Inoltre si è troppo spesso cercato azioni di forza di “cambio di regime”, non considerando opzioni interne o transitorie. La quasi totalità delle volte queste azioni hanno eliminato governi se non legittimi almeno sovrani e quasi sempre autoctoni.
Quest’ultimo punto è secondo me troppo spesso mal considerato. Ogni popolo o nazione ha storia e percorsi unici. Nello stesso modo in cui la “civiltà occidentale” ha accettato la promozione della democrazia sulla base degli orrori delle due guerre mondiali, così bisogna essere capaci di riconoscere le ragioni ed i meccanismi che spingono altri popoli ad organizzarsi in forme di governo differenti ed il loro diritto alla sovranità, vero presupposto per la pace universale. In molte regioni la popolazione è stanca di decenni di guerre o di governi democratici corrotti che non offrono servizi ma solo tributi. E’ quindi comprensibile di abbandonarsi a forme di governo diverse, ad altri esperimenti (tale era ad esempio la decisione della popolazione di sostenere corti islamiche in Somalia e talebani in Afghanistan).
Questo non vuol dire che si debba tollerare dittature o regimi totalitari o assolutisti ciecamente o sulla base della paura radicale (la paura jihadista del giorno d’oggi era, a grandi linee nel secondo dopoguerra, la paura comunista), ma che si debbano trovare vie di sviluppo alternative.
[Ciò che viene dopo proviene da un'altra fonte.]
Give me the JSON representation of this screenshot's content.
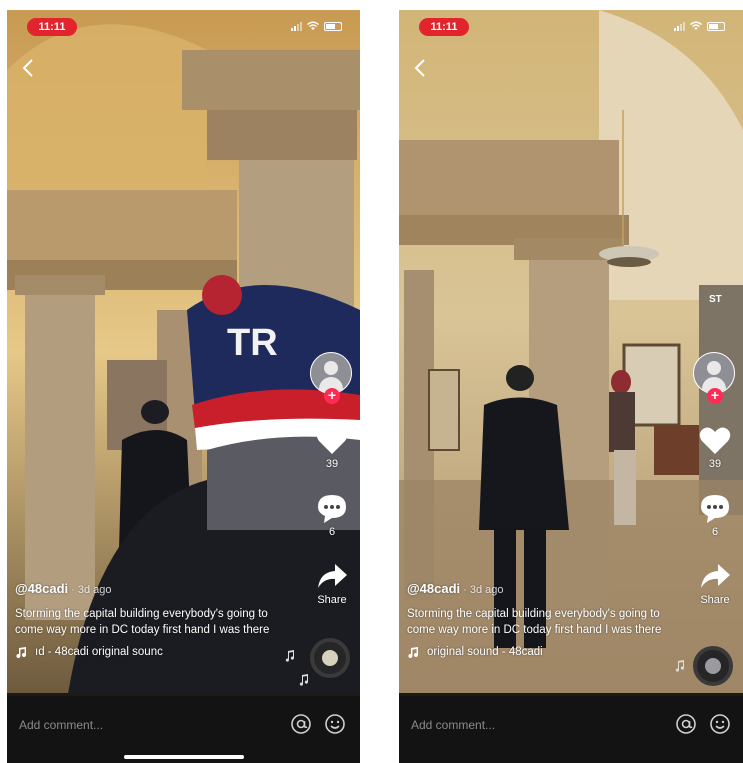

Invaderemmo militarmente magari nei prossimi mesi dei Paesi Europei perché stanno basculando verso l’estremismo ?
E’ quindi forse comprensibile che se da una parte è decisamente più facile essere d’accordo sull’universalità del messaggio di Pace, inteso come assenza di conflitti o come metodo non-violento di risoluzione dei conflitti, è più difficile giungere ad un’interpretazione univoca del concetto di diritti umani e specialmente di una risposta univoca, a livello mondiale, sul problema della promozione dei diritti umani.
Per questo credo che la Pace debba saldamente restare al centro dell’agenda estera dei paesi occidentali, ma con una visione più coraggiosa, fortemente orientata alla prevenzione e risoluzione dei conflitti e alla riduzione della violenza globale. Blocco delle vendite militari, promozione di meccanismi alternativi di diplomazia, centralità del dialogo. Sono tutte azioni opposte ad esempio a quanto fatto in Siria e che potrebbero garantire risultati migliori. Pensiamo alla Tunisia, dove senza alcun intervento esterno un bellissimo ed incoraggiante tentativo di transizione è in corso, un’iniziativa totalmente autoctona e premiata con il Nobel per la pace. Pensiamo all’accordo con l’Iran, dove pace e stabilità sono stati i pilastri per la costruzione di un accordo che potrebbe portare nel medio termine ad un miglioramento anche dei diritti umani (da sempre una ricaduta positiva in casi di apertura);
Per questo, anche se non sono d’accordo sul fatto di mettere i diritti umani al centro dell’agenda, sono fortemente convinto che è necessario un investimento massiccio sulla cultura e sull’educazione per poi successivamente avere ricadute durevoli. La vera guerra è tutta lì: creare le basi per affermare pace, non-violenza, dialogo. Assicurare educazione universale, sviluppare legami culturali, promuovere storia, letteratura, arte, scambi tra universitari. Solo riscoprendo la pace come bene comune e con il dialogo come metodo di prevenzione dei conflitti potremmo poi investire risorse ed idee su come raggiungere un modello universale accettabile di diritti umani.